The Dance of the Santiagueros and the dance of the Hormegas are examples of Mexican Indian dances that pretend to be about one thing when they are really about something else. Indians in Mexico have long used such dances to express political and social complaints in a disguised form, initially in order to avoid conflict with religious and civil authorities and more recently to complain and vent about situations of economic and social injustice in their communities. James C. Scott described such strategies in his book, Domination and the Arts of Resistance: Hidden Transcripts (Yale University Press, 1990). Later Max Harris applied Scott’s ideas to dances in the Americas in his book Carnival and Other Christian Festivals: Folk Theology and Folk Performance (University of Texas Press, 2003). I devoted an entire chapter to a discussion about such layers of meaning in my book about the Sierra de Puebla. I will begin this post with a mask and related props. Later I will explain how the ideas of Scott and Harris can be applied to the Dance of the Santiagueros.
The Dance of the Santiagueros has three groups of players. Santiago Caballero (Saint James on horseback), who is said to be the reincarnation of Saint James the Apostle, is usually depicted as riding a white stallion; he and his mount may stand alone or they may be accompanied by Santiago’s invented son, Callintsin, whose principal duty is to guard his father’s wooden horse from harm. There are two other groups of dancers, the Santiagueros and the Pilatos, and the relationships between these three entities prove to be mysterious and interesting.
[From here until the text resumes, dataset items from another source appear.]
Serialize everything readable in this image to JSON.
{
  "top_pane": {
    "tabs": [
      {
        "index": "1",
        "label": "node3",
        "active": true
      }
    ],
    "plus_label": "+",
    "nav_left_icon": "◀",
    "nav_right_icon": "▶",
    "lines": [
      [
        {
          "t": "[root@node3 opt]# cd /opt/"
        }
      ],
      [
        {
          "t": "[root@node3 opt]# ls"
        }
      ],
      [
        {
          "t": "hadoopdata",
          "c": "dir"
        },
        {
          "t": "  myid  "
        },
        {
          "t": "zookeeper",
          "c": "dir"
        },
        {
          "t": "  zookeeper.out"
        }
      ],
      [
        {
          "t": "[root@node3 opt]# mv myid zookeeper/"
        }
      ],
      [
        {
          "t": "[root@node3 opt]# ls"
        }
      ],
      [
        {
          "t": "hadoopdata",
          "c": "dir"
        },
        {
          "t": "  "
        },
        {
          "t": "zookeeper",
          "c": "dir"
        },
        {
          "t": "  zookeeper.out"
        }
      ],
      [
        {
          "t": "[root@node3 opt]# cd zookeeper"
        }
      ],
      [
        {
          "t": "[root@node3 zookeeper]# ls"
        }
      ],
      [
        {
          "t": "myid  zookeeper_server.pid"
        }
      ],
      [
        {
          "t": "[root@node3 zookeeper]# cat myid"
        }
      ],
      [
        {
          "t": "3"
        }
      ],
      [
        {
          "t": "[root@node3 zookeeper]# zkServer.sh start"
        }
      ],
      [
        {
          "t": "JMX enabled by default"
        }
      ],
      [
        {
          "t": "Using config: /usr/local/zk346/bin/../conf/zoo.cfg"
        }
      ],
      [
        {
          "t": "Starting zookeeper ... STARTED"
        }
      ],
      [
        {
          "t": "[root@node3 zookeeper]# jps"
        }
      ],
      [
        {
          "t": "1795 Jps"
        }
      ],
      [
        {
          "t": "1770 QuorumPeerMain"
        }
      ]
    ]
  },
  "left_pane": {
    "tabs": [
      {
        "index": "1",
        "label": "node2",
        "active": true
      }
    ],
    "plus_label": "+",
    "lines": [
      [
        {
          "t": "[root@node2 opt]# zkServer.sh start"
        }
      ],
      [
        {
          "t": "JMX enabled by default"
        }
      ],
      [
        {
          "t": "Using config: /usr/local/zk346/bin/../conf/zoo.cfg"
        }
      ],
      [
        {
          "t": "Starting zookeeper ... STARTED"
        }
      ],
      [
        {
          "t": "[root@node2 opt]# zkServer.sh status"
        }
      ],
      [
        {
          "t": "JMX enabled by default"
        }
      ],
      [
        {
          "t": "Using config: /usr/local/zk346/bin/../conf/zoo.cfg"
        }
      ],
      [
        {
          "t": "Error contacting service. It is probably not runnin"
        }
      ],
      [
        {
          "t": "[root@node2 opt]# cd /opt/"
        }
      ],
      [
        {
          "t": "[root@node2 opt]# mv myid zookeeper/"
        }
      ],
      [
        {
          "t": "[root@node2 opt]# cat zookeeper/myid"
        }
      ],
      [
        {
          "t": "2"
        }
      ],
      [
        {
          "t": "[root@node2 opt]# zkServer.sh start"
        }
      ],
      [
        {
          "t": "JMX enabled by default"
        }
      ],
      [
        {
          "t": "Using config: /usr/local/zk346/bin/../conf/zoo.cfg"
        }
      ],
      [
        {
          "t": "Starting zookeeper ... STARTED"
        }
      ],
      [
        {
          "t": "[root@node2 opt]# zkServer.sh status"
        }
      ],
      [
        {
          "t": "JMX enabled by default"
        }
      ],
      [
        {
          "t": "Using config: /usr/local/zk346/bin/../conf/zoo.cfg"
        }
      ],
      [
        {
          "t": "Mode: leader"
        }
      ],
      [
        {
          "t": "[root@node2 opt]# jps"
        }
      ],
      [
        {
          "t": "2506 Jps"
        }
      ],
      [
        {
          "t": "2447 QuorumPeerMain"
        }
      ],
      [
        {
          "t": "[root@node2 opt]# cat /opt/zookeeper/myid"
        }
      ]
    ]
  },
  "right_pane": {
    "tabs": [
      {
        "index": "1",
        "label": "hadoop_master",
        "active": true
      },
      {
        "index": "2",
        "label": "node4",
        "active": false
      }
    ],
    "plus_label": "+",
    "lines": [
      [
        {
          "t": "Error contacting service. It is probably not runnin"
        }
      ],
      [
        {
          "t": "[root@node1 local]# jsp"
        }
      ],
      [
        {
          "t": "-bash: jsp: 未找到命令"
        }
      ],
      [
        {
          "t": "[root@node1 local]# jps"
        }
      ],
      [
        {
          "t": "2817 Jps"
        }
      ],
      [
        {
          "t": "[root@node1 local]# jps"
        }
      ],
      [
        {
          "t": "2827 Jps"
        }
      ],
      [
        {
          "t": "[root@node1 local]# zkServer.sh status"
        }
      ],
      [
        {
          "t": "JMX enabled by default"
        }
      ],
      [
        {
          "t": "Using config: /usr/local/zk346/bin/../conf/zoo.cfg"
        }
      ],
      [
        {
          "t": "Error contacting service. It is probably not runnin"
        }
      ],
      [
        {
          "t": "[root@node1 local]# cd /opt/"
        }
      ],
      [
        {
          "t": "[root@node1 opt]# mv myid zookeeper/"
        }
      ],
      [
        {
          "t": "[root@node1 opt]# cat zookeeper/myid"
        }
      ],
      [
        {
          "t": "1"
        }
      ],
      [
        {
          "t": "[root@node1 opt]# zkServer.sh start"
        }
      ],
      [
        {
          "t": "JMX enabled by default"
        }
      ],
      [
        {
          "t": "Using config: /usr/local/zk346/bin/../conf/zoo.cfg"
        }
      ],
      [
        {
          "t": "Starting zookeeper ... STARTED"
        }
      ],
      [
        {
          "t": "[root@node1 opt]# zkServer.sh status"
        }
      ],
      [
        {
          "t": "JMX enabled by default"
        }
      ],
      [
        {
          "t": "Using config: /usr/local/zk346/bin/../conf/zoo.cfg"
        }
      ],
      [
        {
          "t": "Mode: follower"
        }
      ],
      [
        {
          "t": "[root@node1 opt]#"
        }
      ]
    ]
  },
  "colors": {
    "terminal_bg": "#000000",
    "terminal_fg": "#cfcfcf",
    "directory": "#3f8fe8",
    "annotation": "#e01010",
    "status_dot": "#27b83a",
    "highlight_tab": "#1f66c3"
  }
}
Although Santiago occasionally wears a wooden mask, it is more usual for Santiago and Callintsin to dance without masks, but they do wear characteristic helmets, they carry wooden swords, and of course Santiago’s wooden horse is the most important emblem of his powerful position. Traditionally the Indians have treated Santiago’s horse as if it were a living saint, although this is not something that they describe in such explicit terms. Each year guardians are appointed to house the horse; they must offer the horse fresh food and water each morning. Here is one of those horses. It was found in the area of Papantla, Veracruz, in the mid-1980s, and was accompanied by a helmet and a mask to be worn by Santiago.
Ropes or straps suspended the hoop of the dance horse from the dancer’s shoulders. This horse is 34 inches long and the hoop is 15 inches in diameter.